YACHT-Leser fragen, Bobby Schenk antwortet


23.2.2015

Hallo Herr Klepper,

irgendwelche Statistiken über Notfälle bei Langfahrtseglern gibt es nicht, die wären auch nicht aussagekräftig genug bei der vergleichsweise geringen Anzahl von Seglern, die gerade um die Welt segeln - vielleicht 500 - oder bei Leuten, die einfach nur auf dem Schiff leben und gelegentlich mal "umziehen". Aber generell kann gesagt werden, dass entgegen Ihren Befürchtungen kapitale Dramen eher selten sind. Interessant ist in diesem Zusammenhang, welche Befürchtungen man vor 50 Jahren hatte und welche jetzt an erster Stelle stehen. Damals waren es Zusammenstöße mit Walen. Sie waren nicht so selten wie heutzutage, sei es auf Grund von Angriffslust dieser eigentlich gutmütigen Tiere, sei es, weil der Wal gerade gepennt hat, als ein Weltumsegelungsphantast seinen Kurs kreuzte. Manchen ist noch im Gedächtnis, dass mal drei Deutsche auf ihrem Weg nach Galapagos nach einer Kollision mit einem Wal bis zu ihrer Rettung ein paar Wochen in der Rettungsinsel verbringen mussten, während das englische Ehepaar Maurice und Maralyn Bailey nach einem ähnlichen Vorfall über hundert Tage auf ihre Rettung wartete. Verbürgt ist auch ein Fall, wonach bei Galapagos eine Yacht von Walen versenkt wurde; das Unglück geschah so nahe an der Inselgruppe, dass ein vorbeikommender Fischer den schwimmenden Segler noch retten konnte.

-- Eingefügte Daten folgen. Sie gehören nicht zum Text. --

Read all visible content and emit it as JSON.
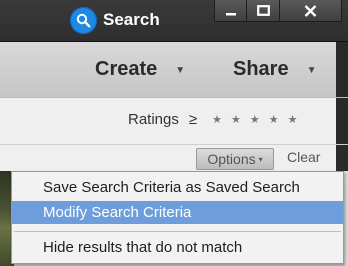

Von einem weiteren Blauwassersegler weiß ich, dass er eine Riffberührung der Versicherung als Walschaden verkauft hat. Katastrophen mit Walen sind selten geworden, was wahrscheinlich an der zunehmenden Schiffsgröße heutiger Langfahrtsegler und an der abnehmenden Zahl der Wale liegt. In letzter Zeit hatten die "treibenden" Container wieder mal Hochkonjunktur, woran wahrscheinlich der Hollywood-Streifen "All is lost" schuld war. Tatsächlich wurde in mehreren Fällen bei Totalverlusten von den jeweiligen Einhandseglern die Behauptung aufgestellt, der Schiffsuntergang sei die Folge der Kollision mit einem treibenden Container oder einem anderen schwimmenden Hindernis gewesen. In einem Fall hat ein Deutscher später eingeräumt, dass sein Unfall nicht auf einen Container zurückzuführen, sondern (darf man das noch sagen?) "getürkt" war. Ich wurde mal beauftragt, einen Artikel über die Gefährlichkeit von "treibenden Containern" zu schreiben. Die Auskunft des großen Versicherers Pantaeneus war: "Kein Thema bei den Schadensfällen".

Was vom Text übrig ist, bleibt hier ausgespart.